As I stood a few feet away from the staircase in total darkness, save for the Light of Christ which shone around me in about a 40 foot circle, a male lion walked up to me. In my mind I knew that I was supposed to go with him. We walked a short distance to the edge of a cliff, and I could see an ancient city in the distance. Brief moments passed, then a white dove landed on the lion’s shoulders, and spreading his wings, merged with the lion. Before my eyes the two became one, and I was now looking at a winged lion. (Remember that this part of the exercise is not guided.) I intuitively knew to climb on the lion’s back.

The lion lunged from the cliff and we flew out close to the city, where I witnessed the crucifixion of Christ and the others about Him from a distance. As we neared the city, the lion turned to my right and we flew into total darkness. Scenes flashed before my eyes of major events in history; from the crucifixion until modern times. When we got to the part where astronauts were walking on the moon, I realized that these were my times and I became concerned (not afraid) that I would see myself, or perhaps even my own future.
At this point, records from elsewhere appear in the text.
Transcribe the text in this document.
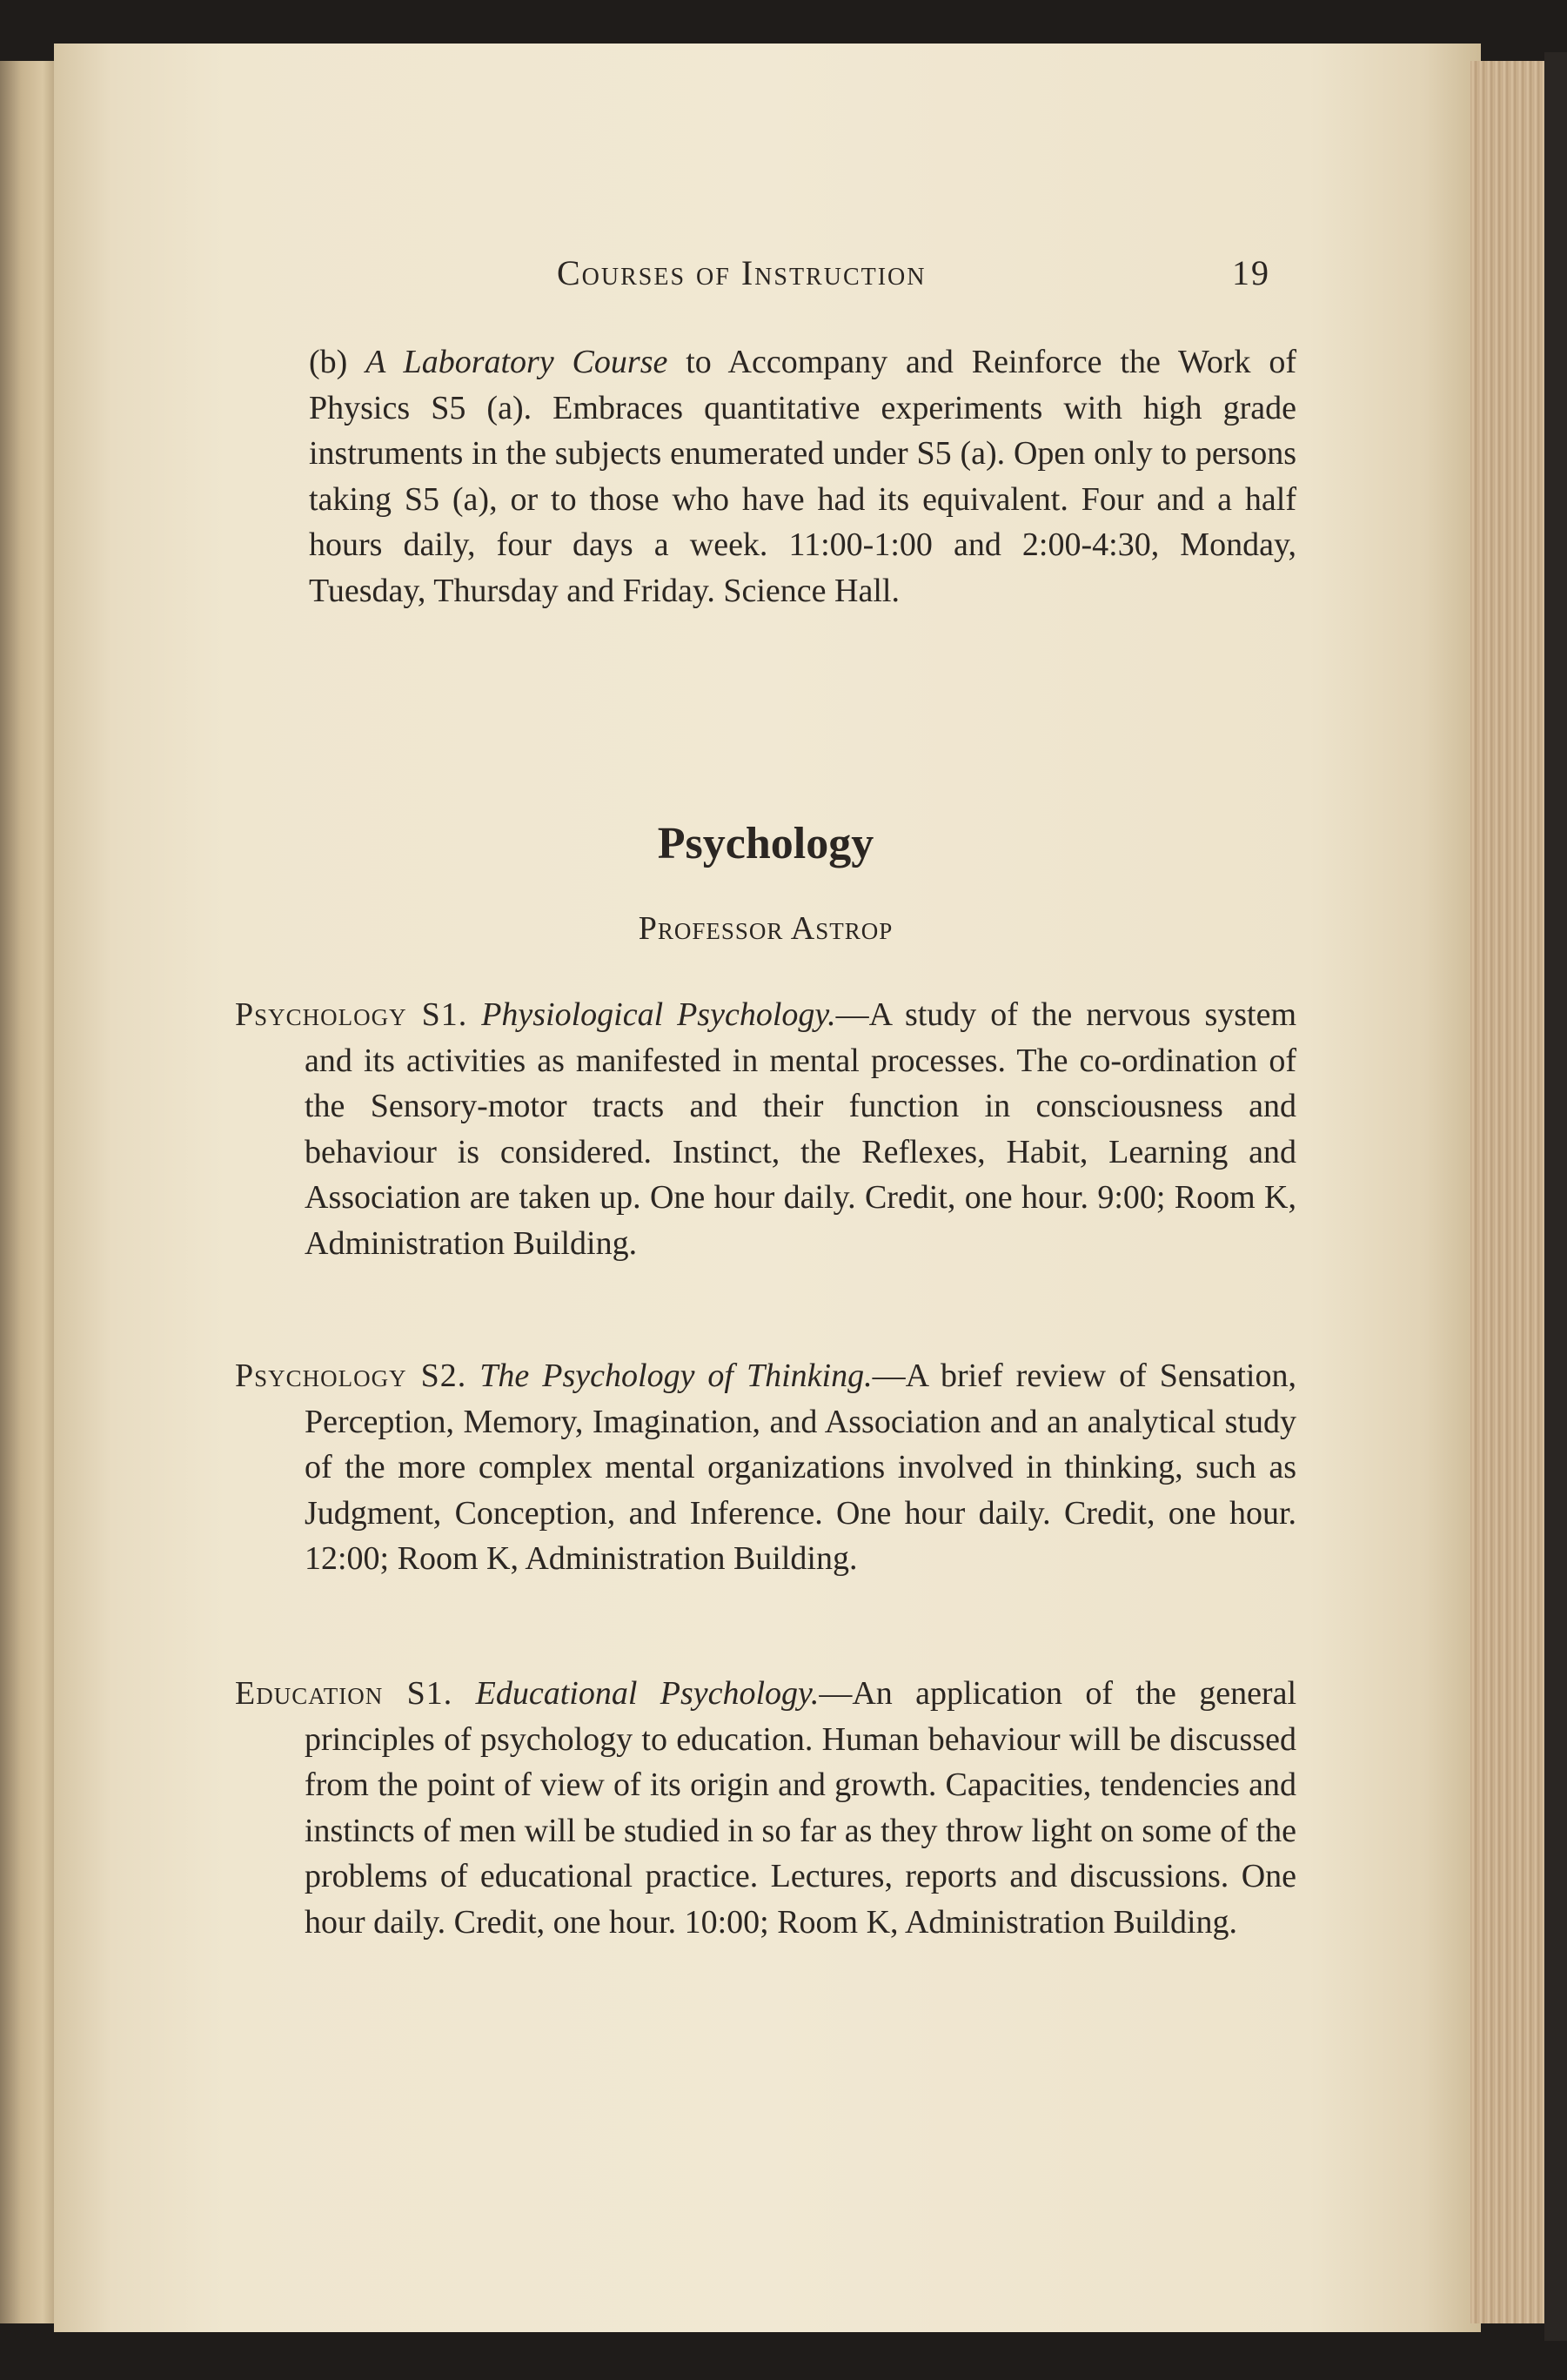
Courses of Instruction	19

(b) A Laboratory Course to Accompany and Reinforce the Work of Physics S5 (a). Embraces quantitative experiments with high grade instruments in the subjects enumerated under S5 (a). Open only to persons taking S5 (a), or to those who have had its equivalent. Four and a half hours daily, four days a week. 11:00-1:00 and 2:00-4:30, Monday, Tuesday, Thursday and Friday. Science Hall.

Psychology
Professor Astrop

Psychology S1. Physiological Psychology.—A study of the nervous system and its activities as manifested in mental processes. The co-ordination of the Sensory-motor tracts and their function in consciousness and behaviour is considered. Instinct, the Reflexes, Habit, Learning and Association are taken up. One hour daily. Credit, one hour. 9:00; Room K, Administration Building.

Psychology S2. The Psychology of Thinking.—A brief review of Sensation, Perception, Memory, Imagination, and Association and an analytical study of the more complex mental organizations involved in thinking, such as Judgment, Conception, and Inference. One hour daily. Credit, one hour. 12:00; Room K, Administration Building.

Education S1. Educational Psychology.—An application of the general principles of psychology to education. Human behaviour will be discussed from the point of view of its origin and growth. Capacities, tendencies and instincts of men will be studied in so far as they throw light on some of the problems of educational practice. Lectures, reports and discussions. One hour daily. Credit, one hour. 10:00; Room K, Administration Building.
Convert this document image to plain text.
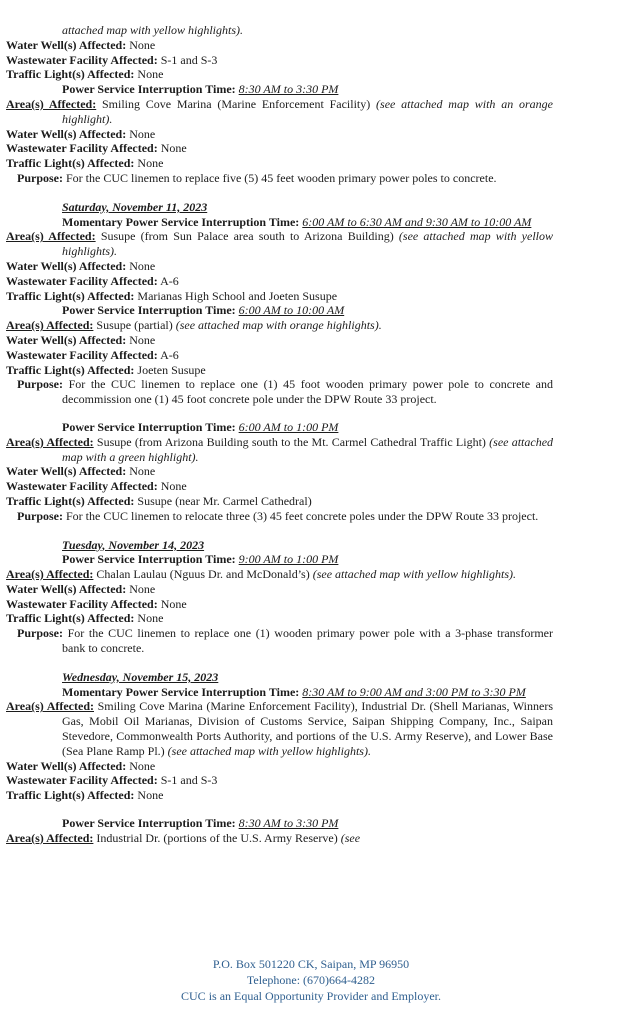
attached map with yellow highlights).

Water Well(s) Affected: None

Wastewater Facility Affected: S-1 and S-3

Traffic Light(s) Affected: None

Power Service Interruption Time: 8:30 AM to 3:30 PM

Area(s) Affected: Smiling Cove Marina (Marine Enforcement Facility) (see attached map with an orange highlight).

Water Well(s) Affected: None

Wastewater Facility Affected: None

Traffic Light(s) Affected: None

Purpose: For the CUC linemen to replace five (5) 45 feet wooden primary power poles to concrete.

Saturday, November 11, 2023

Momentary Power Service Interruption Time: 6:00 AM to 6:30 AM and 9:30 AM to 10:00 AM

Area(s) Affected: Susupe (from Sun Palace area south to Arizona Building) (see attached map with yellow highlights).

Water Well(s) Affected: None

Wastewater Facility Affected: A-6

Traffic Light(s) Affected: Marianas High School and Joeten Susupe

Power Service Interruption Time: 6:00 AM to 10:00 AM

Area(s) Affected: Susupe (partial) (see attached map with orange highlights).

Water Well(s) Affected: None

Wastewater Facility Affected: A-6

Traffic Light(s) Affected: Joeten Susupe

Purpose: For the CUC linemen to replace one (1) 45 foot wooden primary power pole to concrete and decommission one (1) 45 foot concrete pole under the DPW Route 33 project.

Power Service Interruption Time: 6:00 AM to 1:00 PM

Area(s) Affected: Susupe (from Arizona Building south to the Mt. Carmel Cathedral Traffic Light) (see attached map with a green highlight).

Water Well(s) Affected: None

Wastewater Facility Affected: None

Traffic Light(s) Affected: Susupe (near Mr. Carmel Cathedral)

Purpose: For the CUC linemen to relocate three (3) 45 feet concrete poles under the DPW Route 33 project.

Tuesday, November 14, 2023

Power Service Interruption Time: 9:00 AM to 1:00 PM

Area(s) Affected: Chalan Laulau (Nguus Dr. and McDonald’s) (see attached map with yellow highlights).

Water Well(s) Affected: None

Wastewater Facility Affected: None

Traffic Light(s) Affected: None

Purpose: For the CUC linemen to replace one (1) wooden primary power pole with a 3-phase transformer bank to concrete.

Wednesday, November 15, 2023

Momentary Power Service Interruption Time: 8:30 AM to 9:00 AM and 3:00 PM to 3:30 PM

Area(s) Affected: Smiling Cove Marina (Marine Enforcement Facility), Industrial Dr. (Shell Marianas, Winners Gas, Mobil Oil Marianas, Division of Customs Service, Saipan Shipping Company, Inc., Saipan Stevedore, Commonwealth Ports Authority, and portions of the U.S. Army Reserve), and Lower Base (Sea Plane Ramp Pl.) (see attached map with yellow highlights).

Water Well(s) Affected: None

Wastewater Facility Affected: S-1 and S-3

Traffic Light(s) Affected: None

Power Service Interruption Time: 8:30 AM to 3:30 PM

Area(s) Affected: Industrial Dr. (portions of the U.S. Army Reserve) (see

P.O. Box 501220 CK, Saipan, MP 96950
Telephone: (670)664-4282
CUC is an Equal Opportunity Provider and Employer.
The lion made a u-turn at that moment as if he understood my concern, and we flew back to the cliff where we began. I got off the lion, all the time holding this lantern in my left hand, and I stepped back a few feet. The wings on the lion’s back contracted, the dove separated itself, and flew off into the darkness. The lion accompanied me back to the platform, and then walked off into the darkness just as he had come. I walked up the staircase to find Jesus waiting for me. I handed Him the lantern, looked into His eyes, and headed for the door without a word. Once again, I walked out of the inn, back into the street, and was in my home once more.

I decided not to return until I knew more about what I was doing, but things happen and I never did. Two years later we found out that my first wife had breast cancer. She died three years later after one of the bravest fights I have ever witnessed. I had been remarried for sixteen months when my second wife died from complications after a stroke. I have always wondered if this is why Jesus told me to pray for strength.